ゆるいつながりが大きなチカラになることがある?
コロナ禍になり、人と人のつながりが大切だとつくづく感じ、昨年から月に一度、カフェイベントを開催している。食べながら対話することで人とつながる。目的もなく、効率的でもなく、ただ、その場に居合わせて話す。ゆるくつながるというのがポイントだ。実際に始めてみると、お客さん同士に共通の知り合いがいたり、何年も音沙汰のなかった方が、遊びにきてくれたりしてうれしい驚きがある。最初は夫婦二人で始めたが、いまは友人にランチやデザートを作ってもらうこともある。だれかの得意を実現できるような場でもあればいいなと思っている。一人ではできないことが、だれかと一緒なら勇気が出たりするものだ。
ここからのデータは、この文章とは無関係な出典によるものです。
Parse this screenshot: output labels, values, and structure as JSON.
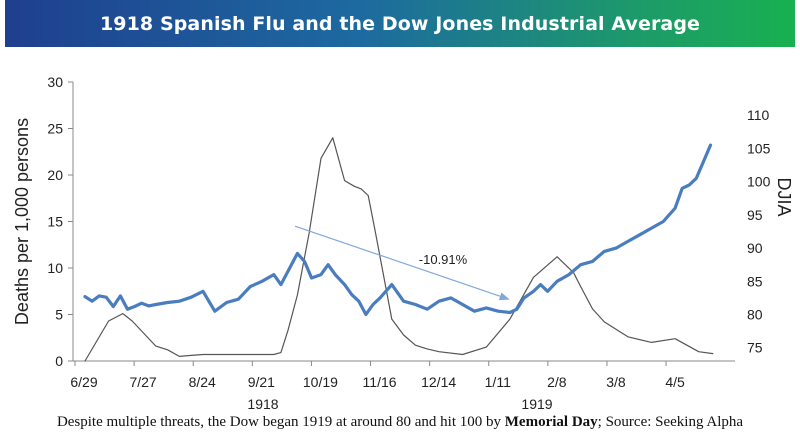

最初はお客さんが数名だったカフェも、4月は開店と同時にほぼ満席。続けていくことで少しずつ認知され、興味を持ってもらえるようになってきた。忙しさのピークが終わり一息ついたころ、店の前がざわつき始めた。向かいに80代のご夫婦が50年以上やっている蕎麦屋があるのだが、そこから黒煙が出ていて、よく見るとオレンジ色の大きな炎が店内に見える。通りがかりの自転車に乗った男性が消防署に連絡し始めた。近くを歩いていた二人組の男性は、店主と知り合いのようで大きな声で話しかけて様子を聞き、「消火器がないらしい!」と私たちに声をかける。すぐに妻がカフェにあった2つの消火器を見つけ、二人で蕎麦屋に向かうと、男性が消火器を持ち躊躇なく店内に入り火を消した。この見事な連携で消防車が来る前に鎮火したのだった。中にいた店主も無事に店の外に出てきた。
しかし、あの黒煙は怖い。私も消火しようとして少し黒煙を吸ってしまったが、その後、なんとなく調子が悪くなった。命の危機を感じることが、いかに人の心身に影響するか、実際に体感した一日だった。ウクライナの人々は報道だけでは計り知れない恐怖なのだろう。身近な場所で上りたつ黒煙を見るだけでもこれほどのダメージを受ける。しかも、自分たちの命が狙われているとなると、想像を絶する不安と恐怖だ。一日も早く平穏な日々に戻ることを願わずにいられない。
数日後、蕎麦屋の様子を見に行った。このまま閉店するのではと気になったのだ。しかし、「しばらく店を休みます 店主」という張り紙があった。ほっとして、元気が出た。いつかまたカフェイベント後に、蕎麦を食べながら店主と話したい。